Charles Michel : "Faut-il toujours suivre les Etats-Unis à 100% ?"

Quelques heures après la tribune de Donald Trump à l'assemblée générale des Nations unies appelant à isoler l'Iran, le Premier ministre belge Charles Michel a rencontré le président iranien Hassan Rohani à New York. "Devons-nous toujours suivre les Etats-Unis à 100%, même contre notre propre vision et nos intérêts?", a déclaré le Premier belge.

"Nous ne sommes pas naïfs au sujet de l'Iran et de l'importance de son rôle régional", a indiqué Charles Michel mardi soir après sa rencontre avec Hassan Rohani. "Mais l'accord sur le démantèlement du nucléaire iranien ouvre un canal de communications, afin de soutenir les forces en Iran qui souhaitent moderniser le pays, renforcer l'économie et sont prêtes à s'engager pour une désescalade nucléaire."

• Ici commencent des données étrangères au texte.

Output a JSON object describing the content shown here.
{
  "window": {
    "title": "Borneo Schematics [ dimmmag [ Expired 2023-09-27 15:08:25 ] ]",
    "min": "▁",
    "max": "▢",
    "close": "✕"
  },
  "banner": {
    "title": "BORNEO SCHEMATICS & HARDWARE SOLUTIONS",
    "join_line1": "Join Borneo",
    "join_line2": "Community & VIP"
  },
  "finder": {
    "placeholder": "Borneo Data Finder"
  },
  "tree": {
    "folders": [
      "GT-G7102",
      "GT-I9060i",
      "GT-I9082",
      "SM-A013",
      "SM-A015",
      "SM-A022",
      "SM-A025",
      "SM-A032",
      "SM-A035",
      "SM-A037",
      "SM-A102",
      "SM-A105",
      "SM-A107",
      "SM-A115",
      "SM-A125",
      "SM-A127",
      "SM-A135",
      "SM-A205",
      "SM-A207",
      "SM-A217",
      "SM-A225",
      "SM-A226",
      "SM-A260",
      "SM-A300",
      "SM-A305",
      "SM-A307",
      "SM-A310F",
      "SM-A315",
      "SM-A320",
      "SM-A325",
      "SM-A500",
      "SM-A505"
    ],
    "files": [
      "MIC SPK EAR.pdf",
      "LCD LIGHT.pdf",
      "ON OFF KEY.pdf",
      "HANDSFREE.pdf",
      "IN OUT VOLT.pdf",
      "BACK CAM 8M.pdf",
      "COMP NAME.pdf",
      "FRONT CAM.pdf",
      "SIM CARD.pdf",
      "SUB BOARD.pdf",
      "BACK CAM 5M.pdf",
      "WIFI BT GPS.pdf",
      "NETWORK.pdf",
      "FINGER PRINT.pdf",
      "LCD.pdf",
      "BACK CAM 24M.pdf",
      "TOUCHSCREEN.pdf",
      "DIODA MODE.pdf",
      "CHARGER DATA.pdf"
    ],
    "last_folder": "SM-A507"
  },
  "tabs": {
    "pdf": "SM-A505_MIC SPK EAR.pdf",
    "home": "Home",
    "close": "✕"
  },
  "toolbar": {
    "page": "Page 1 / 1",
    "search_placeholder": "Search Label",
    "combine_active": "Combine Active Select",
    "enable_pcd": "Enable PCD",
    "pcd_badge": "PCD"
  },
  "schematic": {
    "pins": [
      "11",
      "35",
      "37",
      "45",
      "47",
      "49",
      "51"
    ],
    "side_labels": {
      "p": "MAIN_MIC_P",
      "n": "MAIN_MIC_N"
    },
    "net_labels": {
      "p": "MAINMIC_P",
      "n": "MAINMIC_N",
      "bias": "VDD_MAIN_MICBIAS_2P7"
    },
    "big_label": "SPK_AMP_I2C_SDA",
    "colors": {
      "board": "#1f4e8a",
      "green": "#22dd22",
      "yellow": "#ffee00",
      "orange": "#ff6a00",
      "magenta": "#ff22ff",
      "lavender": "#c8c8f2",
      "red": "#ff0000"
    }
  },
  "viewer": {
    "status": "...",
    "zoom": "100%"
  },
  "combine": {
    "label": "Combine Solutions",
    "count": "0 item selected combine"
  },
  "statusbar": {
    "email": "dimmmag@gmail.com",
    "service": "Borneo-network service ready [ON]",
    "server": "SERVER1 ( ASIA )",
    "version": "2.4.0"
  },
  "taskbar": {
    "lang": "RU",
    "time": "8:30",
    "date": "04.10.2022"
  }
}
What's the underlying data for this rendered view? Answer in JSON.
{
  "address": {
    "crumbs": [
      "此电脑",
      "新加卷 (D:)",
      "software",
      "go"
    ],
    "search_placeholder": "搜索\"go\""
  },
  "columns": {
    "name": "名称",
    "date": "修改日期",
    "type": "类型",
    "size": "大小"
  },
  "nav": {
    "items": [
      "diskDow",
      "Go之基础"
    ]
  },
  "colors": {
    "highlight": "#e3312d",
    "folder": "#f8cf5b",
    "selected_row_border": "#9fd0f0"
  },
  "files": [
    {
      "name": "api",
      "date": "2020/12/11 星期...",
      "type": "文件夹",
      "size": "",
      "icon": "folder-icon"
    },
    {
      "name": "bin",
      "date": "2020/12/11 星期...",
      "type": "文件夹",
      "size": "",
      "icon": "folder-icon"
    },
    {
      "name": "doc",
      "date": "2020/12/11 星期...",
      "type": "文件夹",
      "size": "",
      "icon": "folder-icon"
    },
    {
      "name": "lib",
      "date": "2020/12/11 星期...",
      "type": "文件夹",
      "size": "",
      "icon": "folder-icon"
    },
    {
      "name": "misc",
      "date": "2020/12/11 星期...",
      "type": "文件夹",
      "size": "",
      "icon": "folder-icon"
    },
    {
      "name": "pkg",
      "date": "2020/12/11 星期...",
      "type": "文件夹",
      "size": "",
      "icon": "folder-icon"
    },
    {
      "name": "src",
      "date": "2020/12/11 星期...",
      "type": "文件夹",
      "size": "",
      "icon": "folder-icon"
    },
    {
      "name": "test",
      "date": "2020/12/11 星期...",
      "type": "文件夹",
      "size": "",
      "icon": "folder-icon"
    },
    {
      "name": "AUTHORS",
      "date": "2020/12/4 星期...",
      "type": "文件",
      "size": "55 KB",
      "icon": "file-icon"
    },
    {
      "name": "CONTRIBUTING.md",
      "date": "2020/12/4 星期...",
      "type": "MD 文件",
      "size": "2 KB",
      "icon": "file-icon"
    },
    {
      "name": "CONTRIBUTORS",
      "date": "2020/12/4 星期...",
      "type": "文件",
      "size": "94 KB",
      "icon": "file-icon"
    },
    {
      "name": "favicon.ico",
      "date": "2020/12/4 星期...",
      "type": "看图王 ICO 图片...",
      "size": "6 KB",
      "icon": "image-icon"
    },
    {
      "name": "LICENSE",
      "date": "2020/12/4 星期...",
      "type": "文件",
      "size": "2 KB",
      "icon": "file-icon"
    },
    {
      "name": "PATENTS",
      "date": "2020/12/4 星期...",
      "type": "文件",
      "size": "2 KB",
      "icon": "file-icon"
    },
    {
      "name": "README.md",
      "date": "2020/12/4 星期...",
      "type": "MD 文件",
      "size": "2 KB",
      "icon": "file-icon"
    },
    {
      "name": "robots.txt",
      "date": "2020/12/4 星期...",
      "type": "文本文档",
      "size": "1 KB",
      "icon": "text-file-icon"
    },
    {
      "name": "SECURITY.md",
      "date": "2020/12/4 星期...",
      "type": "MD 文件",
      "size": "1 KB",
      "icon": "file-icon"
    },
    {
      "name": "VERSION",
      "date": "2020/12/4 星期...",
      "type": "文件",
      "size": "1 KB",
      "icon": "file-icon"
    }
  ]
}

Au printemps, le président américain Donald Trump s'est désengagé de cet accord sur le nucléaire iranien et a réimposé des sanctions contre le pays. Celles-ci visent également des entreprises étrangères qui souhaitent continuer à travailler avec Téhéran.

L'Union européenne a mis en place des mesures afin de protéger ses entreprises, mais plusieurs multinationales européennes se sont retirées du pays par crainte de représailles américaines.

Charles Michel reconnaît que la pression américaine est importante, mais "nous ne pouvons pas accepter que les Etats-Unis décident des régions dans lesquelles les entreprises européennes peuvent ou ne peuvent pas mener leurs activités."

De plus, qui remplacerait l'Europe en Iran?, s'interroge le Premier ministre belge. "Davantage d'espace pour l'économie chinoise en Iran serait l'un des effets collatéraux", pointe-t-il.
 

Washington "profondément déçu" par le mécanisme européen anti-sanctions

Le chef de la diplomatie américaine Mike Pompeo s'est dit mardi "dérangé et profondément déçu" par l'annonce d'un mécanisme européen visant à permettre aux pays et entreprises étrangères d'échapper aux sanctions des Etats-Unis contre l'Iran.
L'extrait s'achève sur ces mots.